A brain-computer interface (BCI) is a technology that enables direct communication between the brain and an external device or computer system. It allows individuals to interact with the device using only their thoughts, and holds immense potential for a wide range of applications in medicine, rehabilitation, and human augmentation. An electroencephalogram (EEG) and event-related potential (ERP)-based speller system is a type of BCI that allows users to spell words without using a physical keyboard, but instead by recording and interpreting brain signals under different stimulus presentation paradigms. Conventional non-adaptive paradigms treat each word selection independently, leading to a lengthy learning process. To improve the sampling efficiency, we cast the problem as a sequence of best-arm identification tasks in multi-armed bandits. Leveraging pre-trained large language models (LLMs), we utilize the prior knowledge learned from previous tasks to inform and facilitate subsequent tasks. To do so in a coherent way, we propose a sequential top-two Thompson sampling (STTS) algorithm under the fixed-confidence setting and the fixed-budget setting. We study the theoretical property of the proposed algorithm, and demonstrate its substantial empirical improvement through both synthetic data analysis as well as a P300 BCI speller simulator example.

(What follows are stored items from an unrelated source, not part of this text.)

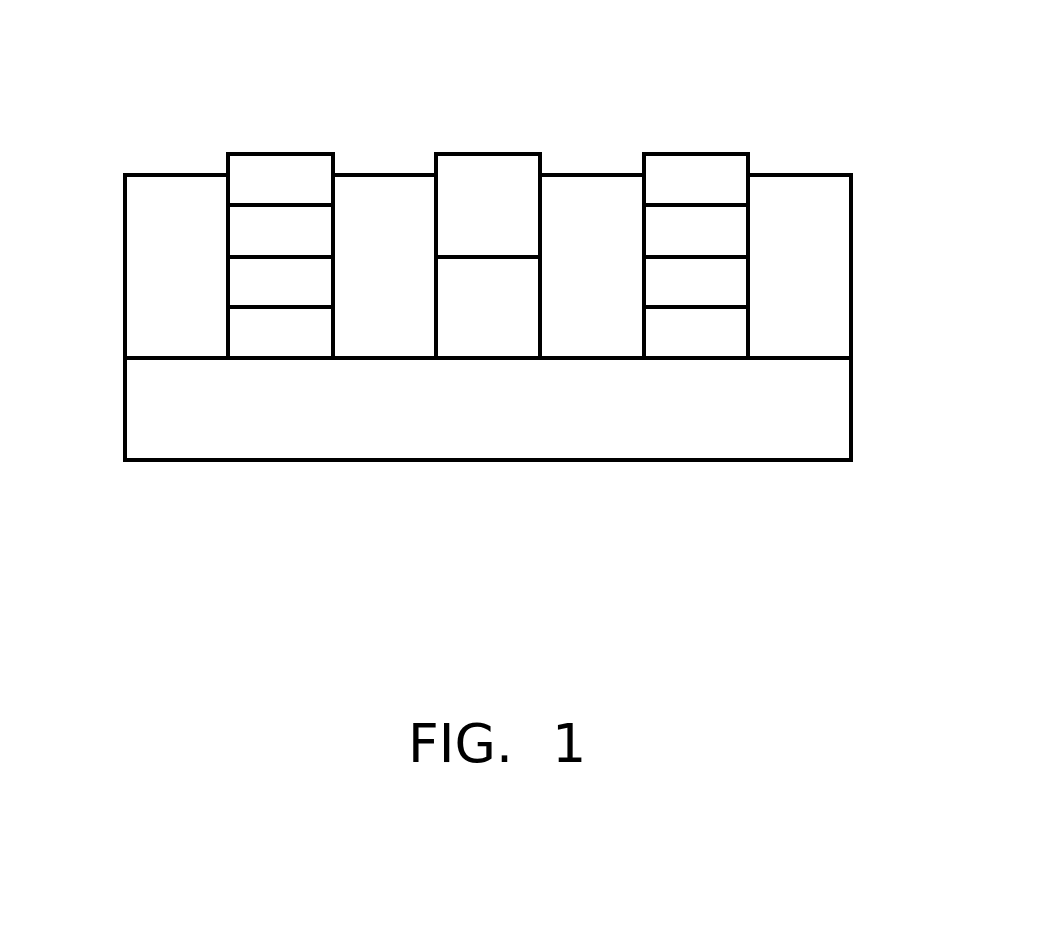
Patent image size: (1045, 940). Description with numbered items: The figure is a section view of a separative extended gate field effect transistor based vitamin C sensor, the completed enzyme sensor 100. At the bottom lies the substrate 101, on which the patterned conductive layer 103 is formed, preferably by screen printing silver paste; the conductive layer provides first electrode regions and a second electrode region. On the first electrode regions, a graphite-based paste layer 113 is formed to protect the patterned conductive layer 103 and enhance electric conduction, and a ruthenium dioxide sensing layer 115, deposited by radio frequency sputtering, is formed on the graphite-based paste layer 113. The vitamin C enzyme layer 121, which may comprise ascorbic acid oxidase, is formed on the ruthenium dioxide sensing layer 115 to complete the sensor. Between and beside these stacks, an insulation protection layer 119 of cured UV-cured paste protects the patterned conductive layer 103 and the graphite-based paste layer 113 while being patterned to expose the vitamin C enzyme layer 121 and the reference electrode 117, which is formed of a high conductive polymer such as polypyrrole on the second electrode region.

The enzyme sensor 100 is at (486, 287).
The substrate 101 is at (838, 408).
The patterned conductive layer 103 is at (280, 347).
The graphite-based paste layer 113 is at (243, 276).
The ruthenium dioxide sensing layer 115 is at (257, 222).
The reference electrode 117 is at (488, 170).
The insulation protection layer 119 is at (138, 268).
The vitamin C enzyme layer 121 is at (305, 172).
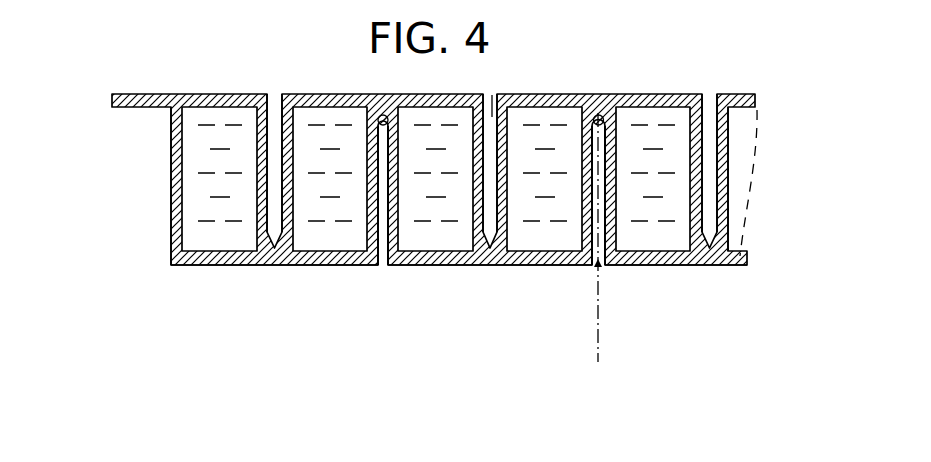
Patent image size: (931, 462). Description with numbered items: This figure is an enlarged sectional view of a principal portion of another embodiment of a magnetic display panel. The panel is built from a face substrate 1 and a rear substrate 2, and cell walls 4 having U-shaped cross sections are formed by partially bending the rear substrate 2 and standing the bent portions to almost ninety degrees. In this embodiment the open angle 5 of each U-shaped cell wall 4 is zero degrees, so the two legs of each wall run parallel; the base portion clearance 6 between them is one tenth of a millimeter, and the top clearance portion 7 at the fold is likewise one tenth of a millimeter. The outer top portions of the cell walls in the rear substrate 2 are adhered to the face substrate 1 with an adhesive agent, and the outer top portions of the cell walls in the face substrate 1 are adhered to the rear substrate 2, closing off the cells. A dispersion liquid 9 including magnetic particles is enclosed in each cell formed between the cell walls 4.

翻译：中文摘要：脑机接口（BCI）是一种实现大脑与外部设备或计算机系统直接通信的技术。它允许个体仅通过思维与设备交互，在医学、康复及人类增强领域具有广泛的应用潜力。基于脑电图（EEG）和事件相关电位（ERP）的拼写系统是一种BCI技术，使用户无需物理键盘即可拼写单词，其核心通过记录和解读不同刺激范式下的脑信号实现。传统非自适应范式独立处理每次单词选择，导致学习过程冗长。为提高采样效率，本文将问题建模为多臂老虎机中的序列最佳臂识别任务。通过利用预训练大语言模型（LLMs）的先验知识，我们能够将先前任务的学习经验迁移至后续任务。为实现连贯的迁移学习，我们提出固定置信度设置与固定预算设置下的序列式Top-two Thompson采样（STTS）算法。本文研究了该算法的理论性质，并通过合成数据分析及P300 BCI拼写模拟器示例验证了其显著的实证改进效果。